Questionário

Tuesday 24 March 2015

The ethics of capitalism

There is a never ending history of blaming capitalism for all evils in society. Vigilantes are always out there looking for market failures and externalities to "prove" the limitations or evils of capitalism.

The most recent accusation is that capitalism is responsible for obesity because the food industry is driven to profit from what Ken Rogoff called coronary capitalism.

The idea that capitalism promotes vice at the expense of virtue is historical nonsense. Otherwise, after 200 years of capitalism, western economies would now be dominated by casinos and brothels. Yet, these vice industries are still niche industries.

The ethic foundations of capitalism are not necessarily the same as the (protestant or other) ethics of the capitalist or the ethics in business. Business ethics is the study or practice of the good or right in a business setting. For instance, the responsibilities of a CEO in relation to the company’s stakeholders. Or whether in some industries managers need to preserve primitive hunting or predatory instincts.

The origins of freedom and individualism go back to Aristotle (384-322 B.C.), who argued that a human being uses his rational mind and free will to pursue his well-being and personal happiness. John Locke (1632-1704) extended these concepts to include the state of nature, natural law, natural rights, social contract, consent of the governed, and the right of property ownership. So, the ethics of capitalism must be discussed around the foundations of capitalism – namely, the ethics of private property, the profit motive and free competition - and not in terms of the social responsibilities of businessmen.

For Adam Smith and Hume the morality of capitalism resided mostly in the virtues of prudence and reciprocity, respectively. For Smith, the first to study capitalism, economics was still a moral science. Only after Marshall, did the prevailing view of economics as a positive science takes its roots based on the assumption that preferences are “given”. The assumption of utility maximization was replaced by wealth maximization and “greed” was adopted as an undisputable microeconomic assumption.

Despite Adam Smith’s demonstration that 'self-love', could be the greatest driver of wealth creation as long as it was restrained by market competition, law, and customary morals, today many sceptics still question either the morality of money-making or wish it to be unrestrained. Some qualify money-making as bad and enterprise as good, but these are truly the two sides of the same coin because the first measures the success of the second.

For Keynes, the distasteful aspects of capitalism would have to be endured until the accumulation of wealth loses its social importance. In his words: “Avarice and usury and precaution must be our gods for a little longer still. For only they can lead us out of the tunnel of economic necessity into daylight. (JMK, CW, IX, pp.329, 331)”.
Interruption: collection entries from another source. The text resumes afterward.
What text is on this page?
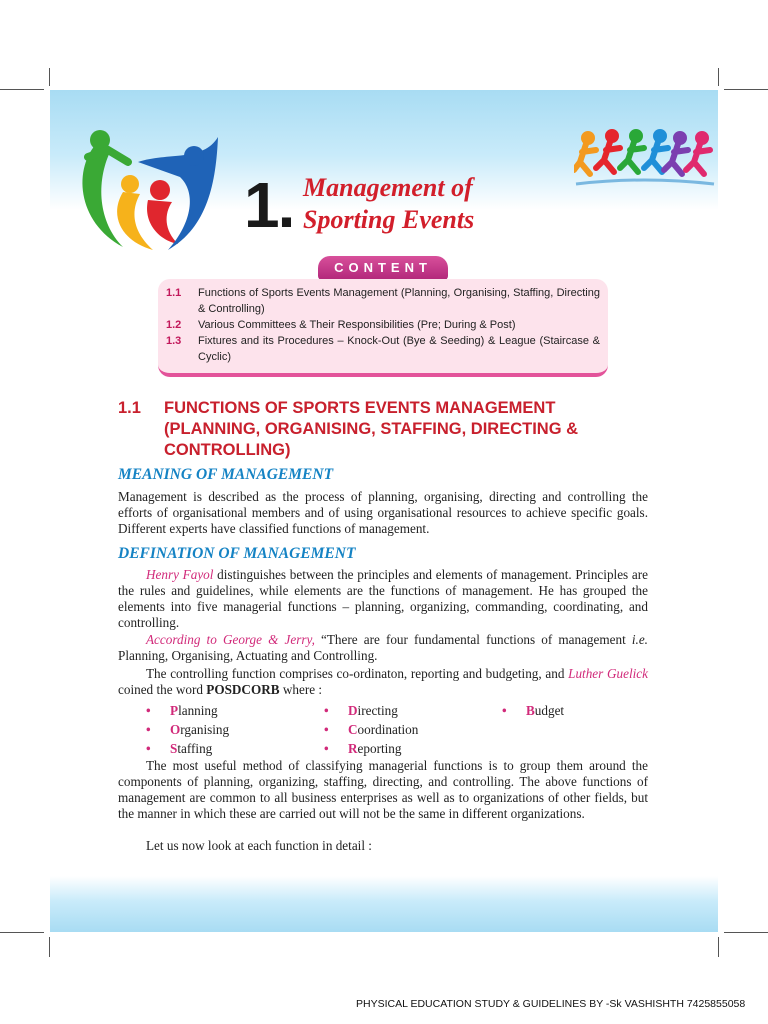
1. Management of
Sporting Events
CONTENT
1.1	Functions of Sports Events Management (Planning, Organising, Staffing, Directing & Controlling)
1.2	Various Committees & Their Responsibilities (Pre; During & Post)
1.3	Fixtures and its Procedures – Knock-Out (Bye & Seeding) & League (Staircase & Cyclic)
1.1 FUNCTIONS OF SPORTS EVENTS MANAGEMENT
(PLANNING, ORGANISING, STAFFING, DIRECTING &
CONTROLLING)
MEANING OF MANAGEMENT
Management is described as the process of planning, organising, directing and controlling the efforts of organisational members and of using organisational resources to achieve specific goals. Different experts have classified functions of management.
DEFINATION OF MANAGEMENT
Henry Fayol distinguishes between the principles and elements of management. Principles are the rules and guidelines, while elements are the functions of management. He has grouped the elements into five managerial functions – planning, organizing, commanding, coordinating, and controlling.
According to George & Jerry, “There are four fundamental functions of management i.e. Planning, Organising, Actuating and Controlling.
The controlling function comprises co-ordinaton, reporting and budgeting, and Luther Guelick coined the word POSDCORB where :
• Planning
• Organising
• Staffing
• Directing
• Coordination
• Reporting
• Budget
The most useful method of classifying managerial functions is to group them around the components of planning, organizing, staffing, directing, and controlling. The above functions of management are common to all business enterprises as well as to organizations of other fields, but the manner in which these are carried out will not be the same in different organizations.
Let us now look at each function in detail :
PHYSICAL EDUCATION STUDY & GUIDELINES BY -Sk VASHISHTH 7425855058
Of course capitalism is not flawless. It is true that capitalism is affected by moral dilemmas, market failures and externalities, but these are the exception not the rule. It is also true that it may cause some unhealthy patterns in terms of consumption. But in market capitalism these imbalances are necessarily temporary; while they are bound to be perpetuated under other economic systems and government rule.

In fact the food industry provides a unique proof of this principle. As soon as the junk food became dominant and inefficient, a growing number of enterprising capitalists stepped in to offer all sorts of alternatives without any government intervention; ranging from the organic food industry to keep fit and health clubs.

Indeed if the fast-food industry still caters for so many people it is because of governmental failures rather than market failures. It is because of government failures that we have an ever growing number of families living on social security and low-cost dinners. It is because governments provide lousy school meals that children acquire unhealthy eating habits. And, it is also because of government´s inadequate funding for scientific research in food and health that we have so much voodoo science in what relates to healthy eating habits.

On the contrary, capitalism is part of the solution for these government failures. By competing to provide low income families with affordable and varied meals it facilitates the acquisition of good eating lifestyles.

That is really the beauty of market capitalism. Instead of raising regulatory barriers to protect the incumbents in the food industry competition ensures that they will be under permanent challenge. So, it corrects not only its own imbalances but also those created by devious as well as well-meaning paternalistic governments.